Every week, Mansion Global poses a tax question to real estate tax attorneys. Here is this week’s question.
A. The short answer is no.
“The property and transfer taxes are not different in Los Angeles for condos and single-family houses,” said David Emanuel, director of luxury estates at AKG, Christie’s International Real Estate. “Taxes are the same for both types of properties.”
Real estate taxes are determined by the size, location and amenities of a residence, not whether it is a condo or single-family home.
Owners of all residences pay the same property tax rates, although condo owners may end up paying less because condos are usually smaller than single-family homes—especially the sprawling multimillion-dollar estates that are so popular in La La Land.
One thing to note is that it is standard for sellers to pay transfer taxes on deals for single-family homes, while buyers pay them in the case of new-build condos, according to agent Michael Druker of Douglas Elliman.
“With county and city transfer taxes, or any point like that where somebody on one side has been standardized to pay something, it’s always a point on the negotiating table,” Mr.
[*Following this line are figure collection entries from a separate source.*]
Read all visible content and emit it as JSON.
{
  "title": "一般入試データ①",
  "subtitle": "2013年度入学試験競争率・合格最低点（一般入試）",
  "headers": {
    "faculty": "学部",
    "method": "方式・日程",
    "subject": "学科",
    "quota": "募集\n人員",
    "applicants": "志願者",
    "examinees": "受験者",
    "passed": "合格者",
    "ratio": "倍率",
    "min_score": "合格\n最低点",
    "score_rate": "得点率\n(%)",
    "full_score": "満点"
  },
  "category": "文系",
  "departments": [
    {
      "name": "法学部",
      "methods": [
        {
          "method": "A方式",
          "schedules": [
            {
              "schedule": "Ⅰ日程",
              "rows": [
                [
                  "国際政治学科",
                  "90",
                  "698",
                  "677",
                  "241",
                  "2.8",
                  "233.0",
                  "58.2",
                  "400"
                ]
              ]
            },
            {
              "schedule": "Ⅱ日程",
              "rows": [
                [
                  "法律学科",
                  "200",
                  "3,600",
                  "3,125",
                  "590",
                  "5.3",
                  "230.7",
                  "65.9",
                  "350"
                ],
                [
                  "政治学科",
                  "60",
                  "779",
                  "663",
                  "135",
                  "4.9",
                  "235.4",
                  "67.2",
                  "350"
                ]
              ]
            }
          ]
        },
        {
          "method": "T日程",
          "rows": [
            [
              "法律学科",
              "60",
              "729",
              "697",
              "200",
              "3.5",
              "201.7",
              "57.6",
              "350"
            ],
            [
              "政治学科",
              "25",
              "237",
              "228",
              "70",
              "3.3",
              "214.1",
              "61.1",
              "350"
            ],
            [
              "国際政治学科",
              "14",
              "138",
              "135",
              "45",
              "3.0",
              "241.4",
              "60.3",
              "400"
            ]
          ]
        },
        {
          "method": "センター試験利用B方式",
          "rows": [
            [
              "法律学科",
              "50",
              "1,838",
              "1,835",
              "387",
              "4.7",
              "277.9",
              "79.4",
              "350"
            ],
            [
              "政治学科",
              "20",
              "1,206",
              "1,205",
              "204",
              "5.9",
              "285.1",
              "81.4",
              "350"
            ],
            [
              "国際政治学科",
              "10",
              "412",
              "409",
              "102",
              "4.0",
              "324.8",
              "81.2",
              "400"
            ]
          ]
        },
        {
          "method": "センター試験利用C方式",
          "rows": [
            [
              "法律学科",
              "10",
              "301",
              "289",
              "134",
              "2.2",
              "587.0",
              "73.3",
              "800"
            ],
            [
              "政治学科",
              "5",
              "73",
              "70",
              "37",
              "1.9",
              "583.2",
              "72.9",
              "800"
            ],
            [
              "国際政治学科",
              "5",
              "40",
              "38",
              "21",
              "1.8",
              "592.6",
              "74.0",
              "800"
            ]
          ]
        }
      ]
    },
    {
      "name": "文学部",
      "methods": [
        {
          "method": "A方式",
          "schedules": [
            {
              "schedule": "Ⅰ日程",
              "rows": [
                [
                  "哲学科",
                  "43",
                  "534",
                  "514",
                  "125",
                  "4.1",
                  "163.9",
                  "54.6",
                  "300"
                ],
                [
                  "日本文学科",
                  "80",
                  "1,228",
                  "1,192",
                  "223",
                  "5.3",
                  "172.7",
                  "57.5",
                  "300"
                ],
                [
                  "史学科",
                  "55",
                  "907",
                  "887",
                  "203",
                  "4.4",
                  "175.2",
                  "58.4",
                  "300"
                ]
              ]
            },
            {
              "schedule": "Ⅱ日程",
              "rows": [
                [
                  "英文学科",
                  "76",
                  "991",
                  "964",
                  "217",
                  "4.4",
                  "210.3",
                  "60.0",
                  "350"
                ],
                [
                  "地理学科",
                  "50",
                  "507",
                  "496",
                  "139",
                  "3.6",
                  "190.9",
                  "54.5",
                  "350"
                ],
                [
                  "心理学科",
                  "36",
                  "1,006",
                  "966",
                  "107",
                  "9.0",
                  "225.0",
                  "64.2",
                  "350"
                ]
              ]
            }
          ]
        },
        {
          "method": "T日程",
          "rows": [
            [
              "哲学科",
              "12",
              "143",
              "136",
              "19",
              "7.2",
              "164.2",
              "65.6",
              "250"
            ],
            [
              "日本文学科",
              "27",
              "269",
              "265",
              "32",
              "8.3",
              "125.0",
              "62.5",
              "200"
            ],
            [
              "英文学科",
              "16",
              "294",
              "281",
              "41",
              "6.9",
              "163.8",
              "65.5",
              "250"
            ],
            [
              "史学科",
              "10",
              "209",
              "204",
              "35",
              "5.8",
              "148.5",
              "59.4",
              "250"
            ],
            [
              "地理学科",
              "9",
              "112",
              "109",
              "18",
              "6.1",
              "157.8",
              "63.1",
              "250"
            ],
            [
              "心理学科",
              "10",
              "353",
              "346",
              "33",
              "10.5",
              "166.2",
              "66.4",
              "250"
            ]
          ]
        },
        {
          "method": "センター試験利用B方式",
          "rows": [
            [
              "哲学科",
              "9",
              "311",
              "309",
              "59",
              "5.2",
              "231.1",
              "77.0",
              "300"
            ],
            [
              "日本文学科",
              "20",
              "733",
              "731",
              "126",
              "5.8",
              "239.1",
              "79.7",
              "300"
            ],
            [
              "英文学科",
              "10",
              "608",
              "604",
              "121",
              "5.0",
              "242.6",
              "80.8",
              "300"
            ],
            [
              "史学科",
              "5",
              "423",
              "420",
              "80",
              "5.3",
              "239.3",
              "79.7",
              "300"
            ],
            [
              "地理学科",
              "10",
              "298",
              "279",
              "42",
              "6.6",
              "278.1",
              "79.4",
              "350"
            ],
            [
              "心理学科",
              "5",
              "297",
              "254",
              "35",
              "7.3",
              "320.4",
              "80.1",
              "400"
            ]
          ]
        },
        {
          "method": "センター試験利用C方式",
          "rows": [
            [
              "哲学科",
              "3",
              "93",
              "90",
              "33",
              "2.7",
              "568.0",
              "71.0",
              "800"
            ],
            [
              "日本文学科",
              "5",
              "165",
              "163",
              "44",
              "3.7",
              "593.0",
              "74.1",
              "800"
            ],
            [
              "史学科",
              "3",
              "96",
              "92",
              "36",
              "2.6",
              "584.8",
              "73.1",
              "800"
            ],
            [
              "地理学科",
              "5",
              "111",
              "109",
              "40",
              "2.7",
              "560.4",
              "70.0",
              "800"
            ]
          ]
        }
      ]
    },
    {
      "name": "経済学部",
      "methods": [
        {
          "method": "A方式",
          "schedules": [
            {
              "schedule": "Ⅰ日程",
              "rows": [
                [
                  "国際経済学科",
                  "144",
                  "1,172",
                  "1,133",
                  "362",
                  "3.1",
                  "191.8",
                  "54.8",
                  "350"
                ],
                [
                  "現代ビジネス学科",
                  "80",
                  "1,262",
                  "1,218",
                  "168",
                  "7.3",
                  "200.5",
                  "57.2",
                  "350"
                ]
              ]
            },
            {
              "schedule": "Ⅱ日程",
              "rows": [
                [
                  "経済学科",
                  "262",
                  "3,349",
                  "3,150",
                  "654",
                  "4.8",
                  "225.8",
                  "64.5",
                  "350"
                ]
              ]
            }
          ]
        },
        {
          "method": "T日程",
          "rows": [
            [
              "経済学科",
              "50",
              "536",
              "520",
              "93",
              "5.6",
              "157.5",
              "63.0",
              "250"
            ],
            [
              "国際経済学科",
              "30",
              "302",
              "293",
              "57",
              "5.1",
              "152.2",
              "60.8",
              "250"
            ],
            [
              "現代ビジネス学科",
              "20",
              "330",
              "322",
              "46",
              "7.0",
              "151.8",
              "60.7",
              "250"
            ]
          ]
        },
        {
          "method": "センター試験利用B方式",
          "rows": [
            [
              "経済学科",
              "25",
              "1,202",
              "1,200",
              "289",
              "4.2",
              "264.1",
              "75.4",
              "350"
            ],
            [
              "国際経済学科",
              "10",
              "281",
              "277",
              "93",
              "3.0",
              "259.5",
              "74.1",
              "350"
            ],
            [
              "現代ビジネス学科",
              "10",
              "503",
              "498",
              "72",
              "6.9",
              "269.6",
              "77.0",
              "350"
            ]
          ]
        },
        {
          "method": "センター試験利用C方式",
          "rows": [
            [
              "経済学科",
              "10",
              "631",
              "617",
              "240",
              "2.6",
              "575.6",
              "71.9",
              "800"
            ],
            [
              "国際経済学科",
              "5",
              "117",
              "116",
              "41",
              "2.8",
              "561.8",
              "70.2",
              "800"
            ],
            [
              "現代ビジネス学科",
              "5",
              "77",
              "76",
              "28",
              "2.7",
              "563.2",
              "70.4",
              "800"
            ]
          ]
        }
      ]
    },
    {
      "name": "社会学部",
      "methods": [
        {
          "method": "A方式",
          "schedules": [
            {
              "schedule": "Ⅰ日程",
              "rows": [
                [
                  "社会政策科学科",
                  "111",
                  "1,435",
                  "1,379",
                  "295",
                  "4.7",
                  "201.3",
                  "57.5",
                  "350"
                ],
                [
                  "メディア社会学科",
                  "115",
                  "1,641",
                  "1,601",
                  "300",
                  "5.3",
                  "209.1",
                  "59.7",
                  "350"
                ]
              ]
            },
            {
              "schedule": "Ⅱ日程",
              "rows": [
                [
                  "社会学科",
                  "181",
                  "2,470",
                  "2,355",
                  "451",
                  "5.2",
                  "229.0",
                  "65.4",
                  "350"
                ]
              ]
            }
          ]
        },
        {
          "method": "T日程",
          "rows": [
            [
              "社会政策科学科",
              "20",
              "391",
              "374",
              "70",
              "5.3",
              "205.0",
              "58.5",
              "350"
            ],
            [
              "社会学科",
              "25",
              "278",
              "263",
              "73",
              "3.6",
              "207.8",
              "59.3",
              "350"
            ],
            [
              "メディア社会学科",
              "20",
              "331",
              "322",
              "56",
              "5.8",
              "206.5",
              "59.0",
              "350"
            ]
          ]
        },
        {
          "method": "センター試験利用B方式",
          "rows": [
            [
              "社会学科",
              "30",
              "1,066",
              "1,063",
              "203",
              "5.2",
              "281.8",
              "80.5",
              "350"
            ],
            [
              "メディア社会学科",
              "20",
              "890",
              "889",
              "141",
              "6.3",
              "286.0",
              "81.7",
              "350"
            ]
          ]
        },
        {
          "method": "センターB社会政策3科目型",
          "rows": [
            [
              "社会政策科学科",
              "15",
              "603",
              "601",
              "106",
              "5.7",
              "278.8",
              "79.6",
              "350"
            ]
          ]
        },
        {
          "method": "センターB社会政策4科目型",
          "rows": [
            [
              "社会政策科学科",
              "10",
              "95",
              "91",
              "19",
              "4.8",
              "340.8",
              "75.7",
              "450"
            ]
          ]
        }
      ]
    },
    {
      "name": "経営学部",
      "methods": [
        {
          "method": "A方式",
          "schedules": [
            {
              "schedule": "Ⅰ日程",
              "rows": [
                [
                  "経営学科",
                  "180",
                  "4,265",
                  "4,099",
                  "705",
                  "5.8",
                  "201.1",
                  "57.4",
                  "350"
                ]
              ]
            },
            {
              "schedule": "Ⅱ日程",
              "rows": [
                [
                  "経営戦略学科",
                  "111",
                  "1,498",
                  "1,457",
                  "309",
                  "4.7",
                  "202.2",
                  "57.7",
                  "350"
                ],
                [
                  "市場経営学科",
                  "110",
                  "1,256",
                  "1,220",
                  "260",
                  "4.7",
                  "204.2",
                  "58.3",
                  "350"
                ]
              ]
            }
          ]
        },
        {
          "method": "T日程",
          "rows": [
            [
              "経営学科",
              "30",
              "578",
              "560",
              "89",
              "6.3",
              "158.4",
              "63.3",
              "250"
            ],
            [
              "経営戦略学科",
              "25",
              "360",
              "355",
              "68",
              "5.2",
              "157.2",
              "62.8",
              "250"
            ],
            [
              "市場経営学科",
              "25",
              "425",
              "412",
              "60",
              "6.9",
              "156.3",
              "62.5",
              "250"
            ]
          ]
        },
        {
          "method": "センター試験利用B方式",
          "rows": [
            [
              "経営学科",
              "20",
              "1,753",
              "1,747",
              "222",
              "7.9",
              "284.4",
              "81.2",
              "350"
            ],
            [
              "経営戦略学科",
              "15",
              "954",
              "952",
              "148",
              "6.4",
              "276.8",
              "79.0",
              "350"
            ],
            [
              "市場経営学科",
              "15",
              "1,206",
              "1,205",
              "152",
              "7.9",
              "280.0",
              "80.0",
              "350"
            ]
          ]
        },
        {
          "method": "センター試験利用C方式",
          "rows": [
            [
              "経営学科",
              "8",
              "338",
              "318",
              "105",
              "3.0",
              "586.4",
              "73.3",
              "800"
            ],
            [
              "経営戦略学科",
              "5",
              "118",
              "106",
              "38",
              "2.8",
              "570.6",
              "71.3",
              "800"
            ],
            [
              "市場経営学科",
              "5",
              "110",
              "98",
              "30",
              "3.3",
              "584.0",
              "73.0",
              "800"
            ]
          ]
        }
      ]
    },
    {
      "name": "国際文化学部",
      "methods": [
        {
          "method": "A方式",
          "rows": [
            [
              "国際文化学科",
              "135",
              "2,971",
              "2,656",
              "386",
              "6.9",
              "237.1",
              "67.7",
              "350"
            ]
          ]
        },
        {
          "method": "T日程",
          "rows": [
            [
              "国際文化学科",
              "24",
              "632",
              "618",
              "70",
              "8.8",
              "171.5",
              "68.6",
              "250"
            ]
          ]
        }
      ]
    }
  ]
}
Druker said.
For a property that is seeing interest from multiple parties, a buyer offering to pay part or all of that transfer tax could be a sweetener for the seller, the agent added.
Meanwhile, Los Angeles luxury buyers are soon to be subject to a new transfer tax for homes priced at $5 million and more—a so-called mansion tax.
“This new measure, known as Measure ULA, applies to both condominium and single-family homes,” Mr. Emanuel said. “This tax is in addition to the current transfer tax, and is 4% of the sale price for homes that sell from $5 million to $10 million, then jumps to 5.5% for homes $10 million and over. This tax is applicable regardless if the property is sold at a gain or a loss.”
The tax, which goes into effect April 1, applies to homes sold in the city of Los Angeles, and not in incorporated cities such as Calabasas, Hidden Hills and Beverly Hills, Mr. Emanuel noted. In addition, the threshold will be adjusted each year based on inflation.
Although this additional levy could keep some sellers from listing their homes, Mr. Druker said he believed it will become the norm given some time, much like people have adjusted to higher mortgage rates.
“Ultimately people sell houses, for the most part, for the traditional reasons—they need to sell because they are moving out of state or they might be getting a divorce,” he said. “If somebody needs to sell, they’re going to sell whether there’s a mansion tax or not.”